Zaginiona od ponad 60 lat: policja odnajduje kobietę, która zniknęła bez śladu i zostawiła swoje dzieci

USA - Cuda się zdarzają: zaginiona od ponad 60 lat kobieta została odnaleziona przez policję żywa!

Audrey Backeberg była uważana za zaginioną przez ponad 60 lat, dopóki nie została odnaleziona w maju 2025 roku.
Audrey Backeberg była uważana za zaginioną przez ponad 60 lat, dopóki nie została odnaleziona w maju 2025 roku.  © Bildmontage: 123rf/danielt1994, Wisconsin Missing Persons Advocacy

Audrey Backeberg zniknęła z amerykańskiego stanu Wisconsin w 1962 roku w wieku zaledwie 20 lat. W tym czasie była już matką dwójki dzieci i mężatką.

Jak donosi teraz People, policja ogłosiła w piątek, że została znaleziona "żywa i zdrowa" - ponad sześć dekad później. Władze wykluczyły również nieuczciwą grę.

Przełom nastąpił, gdy sprawa została ponownie otwarta na początku roku w ramach inicjatywy zimnej sprawy.

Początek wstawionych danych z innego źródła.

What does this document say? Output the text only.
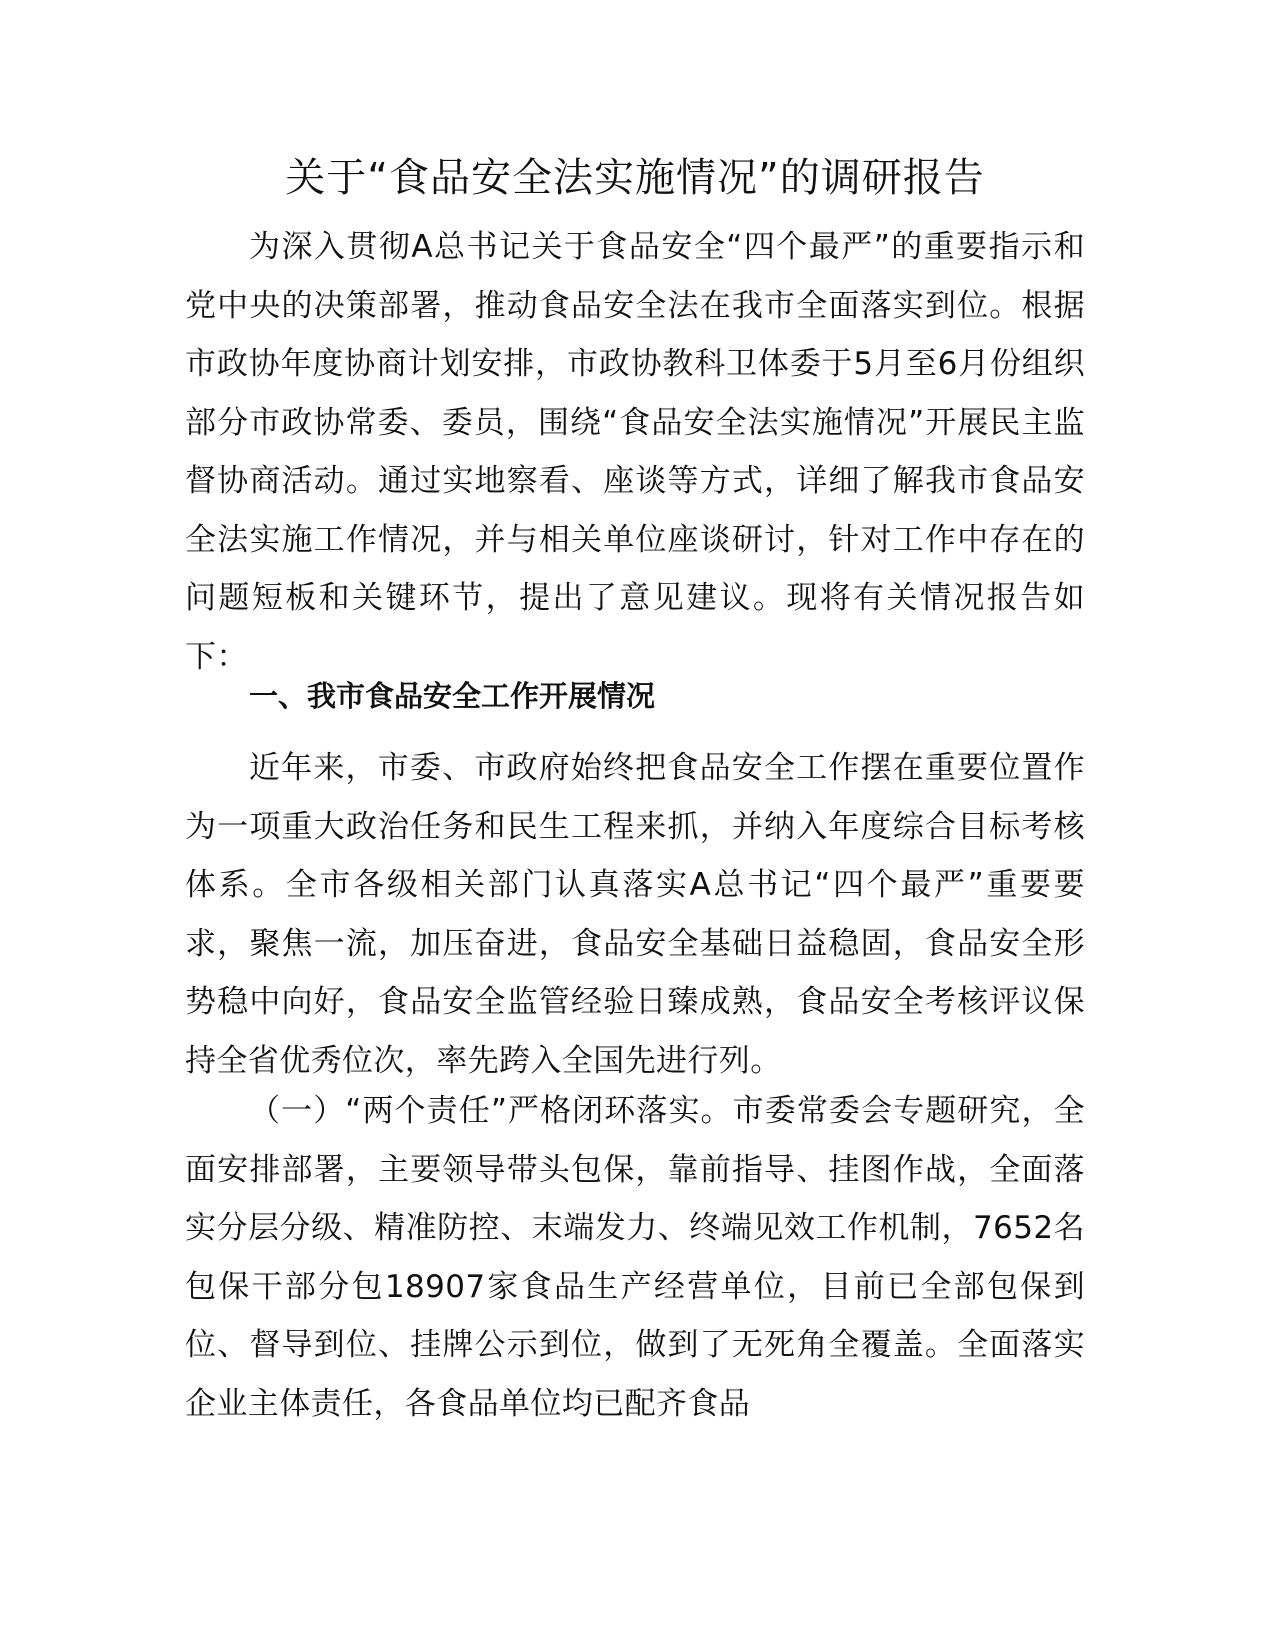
关于“食品安全法实施情况”的调研报告

为深入贯彻A总书记关于食品安全“四个最严”的重要指示和党中央的决策部署，推动食品安全法在我市全面落实到位。根据市政协年度协商计划安排，市政协教科卫体委于5月至6月份组织部分市政协常委、委员，围绕“食品安全法实施情况”开展民主监督协商活动。通过实地察看、座谈等方式，详细了解我市食品安全法实施工作情况，并与相关单位座谈研讨，针对工作中存在的问题短板和关键环节，提出了意见建议。现将有关情况报告如下：

一、我市食品安全工作开展情况

近年来，市委、市政府始终把食品安全工作摆在重要位置作为一项重大政治任务和民生工程来抓，并纳入年度综合目标考核体系。全市各级相关部门认真落实A总书记“四个最严”重要要求，聚焦一流，加压奋进，食品安全基础日益稳固，食品安全形势稳中向好，食品安全监管经验日臻成熟，食品安全考核评议保持全省优秀位次，率先跨入全国先进行列。

（一）“两个责任”严格闭环落实。市委常委会专题研究，全面安排部署，主要领导带头包保，靠前指导、挂图作战，全面落实分层分级、精准防控、末端发力、终端见效工作机制，7652名包保干部分包18907家食品生产经营单位，目前已全部包保到位、督导到位、挂牌公示到位，做到了无死角全覆盖。全面落实企业主体责任，各食品单位均已配齐食品
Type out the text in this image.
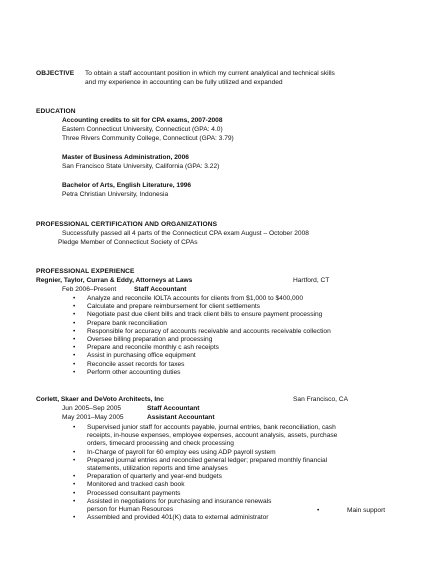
OBJECTIVE To obtain a staff accountant position in which my current analytical and technical skills
and my experience in accounting can be fully utilized and expanded
EDUCATION
Accounting credits to sit for CPA exams, 2007-2008
Eastern Connecticut University, Connecticut (GPA: 4.0)
Three Rivers Community College, Connecticut (GPA: 3.79)
Master of Business Administration, 2006
San Francisco State University, California (GPA: 3.22)
Bachelor of Arts, English Literature, 1996
Petra Christian University, Indonesia
PROFESSIONAL CERTIFICATION AND ORGANIZATIONS
Successfully passed all 4 parts of the Connecticut CPA exam August – October 2008
Pledge Member of Connecticut Society of CPAs
PROFESSIONAL EXPERIENCE
Regnier, Taylor, Curran & Eddy, Attorneys at Laws	Hartford, CT
Feb 2006–Present	Staff Accountant
• Analyze and reconcile IOLTA accounts for clients from $1,000 to $400,000
• Calculate and prepare reimbursement for client settlements
• Negotiate past due client bills and track client bills to ensure payment processing
• Prepare bank reconciliation
• Responsible for accuracy of accounts receivable and accounts receivable collection
• Oversee billing preparation and processing
• Prepare and reconcile monthly c ash receipts
• Assist in purchasing office equipment
• Reconcile asset records for taxes
• Perform other accounting duties
Corlett, Skaer and DeVoto Architects, Inc	San Francisco, CA
Jun 2005–Sep 2005	Staff Accountant
May 2001–May 2005	Assistant Accountant
• Supervised junior staff for accounts payable, journal entries, bank reconciliation, cash
receipts, in-house expenses, employee expenses, account analysis, assets, purchase
orders, timecard processing and check processing
• In-Charge of payroll for 60 employ ees using ADP payroll system
• Prepared journal entries and reconciled general ledger; prepared monthly financial
statements, utilization reports and time analyses
• Preparation of quarterly and year-end budgets
• Monitored and tracked cash book
• Processed consultant payments
• Assisted in negotiations for purchasing and insurance renewals
person for Human Resources
• Assembled and provided 401(K) data to external administrator
•	Main support
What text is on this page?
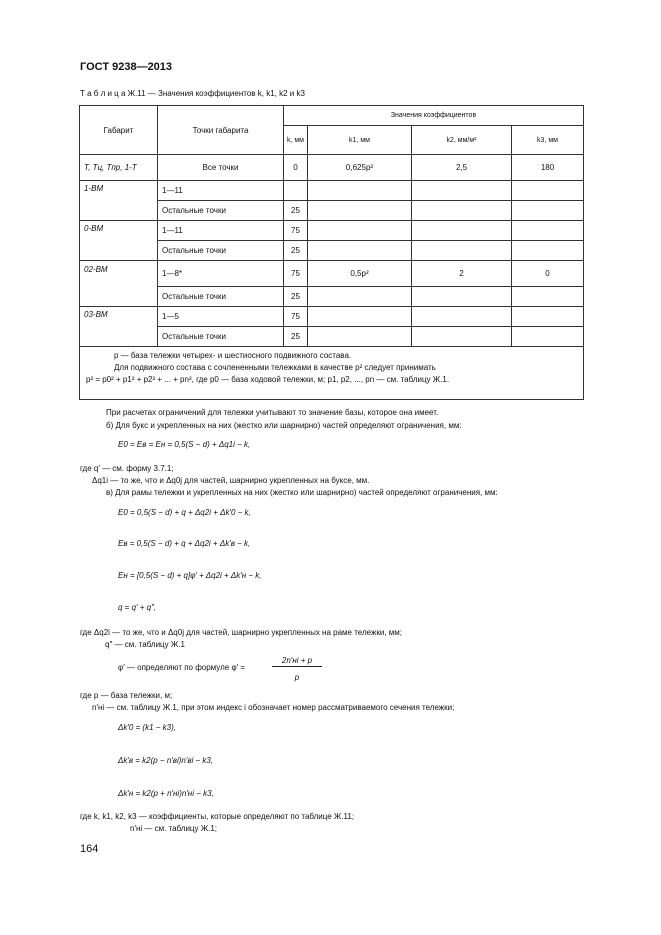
ГОСТ 9238—2013
Т а б л и ц а Ж.11 — Значения коэффициентов k, k1, k2 и k3
Габарит	Точки габарита	Значения коэффициентов			
		k, мм	k1, мм	k2, мм/м²	k3, мм
T, Tц, Tпр, 1-T	Все точки	0	0,625p²	2,5	180
1-ВМ	1—11				
	Остальные точки	25			
0-ВМ	1—11	75			
	Остальные точки	25			
02-ВМ	1—8*	75	0,5p²	2	0
	Остальные точки	25			
03-ВМ	1—5	75			
	Остальные точки	25			

p — база тележки четырех- и шестиосного подвижного состава.
Для подвижного состава с сочлененными тележками в качестве p² следует принимать
p² = p0² + p1² + p2² + ... + pn², где p0 — база ходовой тележки, м; p1, p2, ..., pn — см. таблицу Ж.1.					
При расчетах ограничений для тележки учитывают то значение базы, которое она имеет.
б) Для букс и укрепленных на них (жестко или шарнирно) частей определяют ограничения, мм:
E0 = Eв = Eн = 0,5(S − d) + Δq1i − k,
где q′ — см. форму 3.7.1;
Δq1i — то же, что и Δq0j для частей, шарнирно укрепленных на буксе, мм.
в) Для рамы тележки и укрепленных на них (жестко или шарнирно) частей определяют ограничения, мм:
E0 = 0,5(S − d) + q + Δq2i + Δk′0 − k,
Eв = 0,5(S − d) + q + Δq2i + Δk′в − k,
Eн = [0,5(S − d) + q]φ′ + Δq2i + Δk′н − k,
q = q′ + q″,
где Δq2i — то же, что и Δq0j для частей, шарнирно укрепленных на раме тележки, мм;
q″ — см. таблицу Ж.1
φ′ — определяют по формуле φ′ =
2n′нi + p
p
где p — база тележки, м;
n′нi — см. таблицу Ж.1, при этом индекс i обозначает номер рассматриваемого сечения тележки;
Δk′0 = (k1 − k3),
Δk′в = k2(p − n′вi)n′вi − k3,
Δk′н = k2(p + n′нi)n′нi − k3,
где k, k1, k2, k3 — коэффициенты, которые определяют по таблице Ж.11;
n′нi — см. таблицу Ж.1;
164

Pozwoliło to na ponowne zbadanie akt, ponowne przesłuchanie świadków i rozwiązanie sprawy przy użyciu nowego podejścia śledczego.

Policja zakłada teraz, że Backeberg podjęła świadomą decyzję o wyjeździe; obecnie mieszka w innym kraju związkowym.

W tym czasie istniały już zarzuty przemocy domowej wobec jej męża - kilka dni przed jej zniknięciem złożono również skargę.

Audrey Backeberg dobrowolnie opuściła swoją rodzinę

Audrey Backeberg ostatni raz widziano na przystanku autobusowym w 1962 roku, po czym zniknęła bez śladu. (symboliczny obraz)
Audrey Backeberg ostatni raz widziano na przystanku autobusowym w 1962 roku, po czym zniknęła bez śladu. (symboliczny obraz)  © 123rf/unusual111

7 lipca 1962 r., w dniu zaginięcia, 20-letnia wówczas kobieta rzekomo opuściła swój dom tylko po to, by odebrać czek z przędzalni wełny - ale nigdy nie wróciła.

Jej mąż zawsze utrzymywał, że jest niewinny, a nawet przeszedł test wykrywaczem kłamstw.

Wkrótce po zaginięciu zgłosiła się 14-letnia opiekunka pary, która wyjaśniła, że pojechała z Backeberg autostopem do pobliskiego miasta.

Stamtąd udali się autobusem do Indianapolis. Tam Audrey była widziana po raz ostatni w pobliżu przystanku autobusowego.

Opiekunka zeznała następnie 15 lat po zaginięciu, że 20-latka "włożyła garść tabletek do puszki coli i wypiła je" przed podróżą.

W tamtym czasie jej rodzina nie mogła sobie wyobrazić, że Backeberg dobrowolnie opuści swoje dzieci - ale dziś wiemy, że to zrobiła.